Business Standard
New Delhi

The proportion of crorepati winners in the 16th Lok Sabha has gone up by a third, to 82 per cent, compared with 58 per cent the previous Lok Sabha.

In 2014, a total of 442 elected MPs out of 541 are crorepatis, against 300 in the 2009 elections.

Also, the average assets per MP in 2014 have gone up almost three-fold to ₹14.61 crore from ₹5.35 crore in the 15th Lok Sabha, says an analysis by the Association of Democratic Reforms (ADR).

The ADR analysis shows that the richer a candidate, the higher the chances of winning.
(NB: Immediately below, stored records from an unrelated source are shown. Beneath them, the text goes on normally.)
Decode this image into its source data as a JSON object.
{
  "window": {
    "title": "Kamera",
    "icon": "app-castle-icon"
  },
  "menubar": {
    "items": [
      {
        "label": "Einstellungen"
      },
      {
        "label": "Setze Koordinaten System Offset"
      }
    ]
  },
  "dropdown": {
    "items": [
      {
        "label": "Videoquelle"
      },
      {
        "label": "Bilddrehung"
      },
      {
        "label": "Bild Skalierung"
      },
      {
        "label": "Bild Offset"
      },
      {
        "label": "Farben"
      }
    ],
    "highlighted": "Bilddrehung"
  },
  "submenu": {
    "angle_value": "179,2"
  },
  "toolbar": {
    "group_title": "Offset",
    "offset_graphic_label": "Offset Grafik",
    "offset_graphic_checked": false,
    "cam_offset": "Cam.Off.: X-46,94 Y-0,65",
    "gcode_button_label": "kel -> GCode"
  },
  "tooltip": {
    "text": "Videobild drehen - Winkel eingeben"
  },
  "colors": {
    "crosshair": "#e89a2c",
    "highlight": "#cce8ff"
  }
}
Of course, many a time other reasons, political or local, may play a role in the final outcome, as seen in the case of Nandan Nilekani, who declared assets worth ₹7,700 crore and was by far the richest candidate in the recently concluded general elections, but lost.
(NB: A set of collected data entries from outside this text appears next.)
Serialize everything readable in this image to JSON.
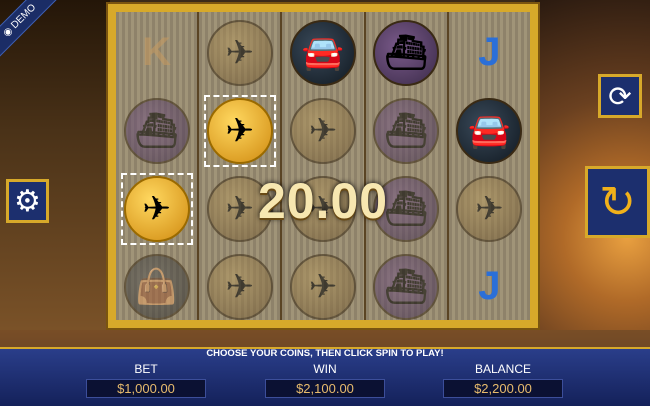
{
  "demo_label": "DEMO",
  "win_amount": "20.00",
  "message": "CHOOSE YOUR COINS, THEN CLICK SPIN TO PLAY!",
  "bet": {
    "label": "BET",
    "value": "$1,000.00"
  },
  "win": {
    "label": "WIN",
    "value": "$2,100.00"
  },
  "balance": {
    "label": "BALANCE",
    "value": "$2,200.00"
  },
  "reels": [
    [
      "K",
      "ship",
      "plane-highlight",
      "bag"
    ],
    [
      "plane",
      "plane-highlight",
      "plane",
      "plane"
    ],
    [
      "car",
      "plane",
      "plane",
      "plane"
    ],
    [
      "ship",
      "ship",
      "ship",
      "ship"
    ],
    [
      "J",
      "car",
      "plane",
      "J"
    ]
  ],
  "colors": {
    "accent": "#d7a92a",
    "panel": "#1c2f6e",
    "value_text": "#e7bb6d"
  }
}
That our electoral system is getting more skewed in favour of the wealthy is clear from the results of these elections, as the anaylsis of the affidavits of the MPs clearly establishes a close connect between asset position and winnability.

Out the 541 MPs, 414 (77 per cent) are among the top three with highest assets in their constituencies, 159 (29 per cent) winners have the highest declared assets in their constituency and 142 (26 per cent) winners have the second highest declared assets in their constituency.

Party-wise, the BJP, which has 281 winners this time, has average assets worth ₹11.59 crore, compared with the 44 Congress winners with ₹16.71 crore average assets.

The 37 AIADMK winners have average assets of ₹6.47 crore, while the Trinamool, which has MPs, has average assets worth ₹2.51 crore.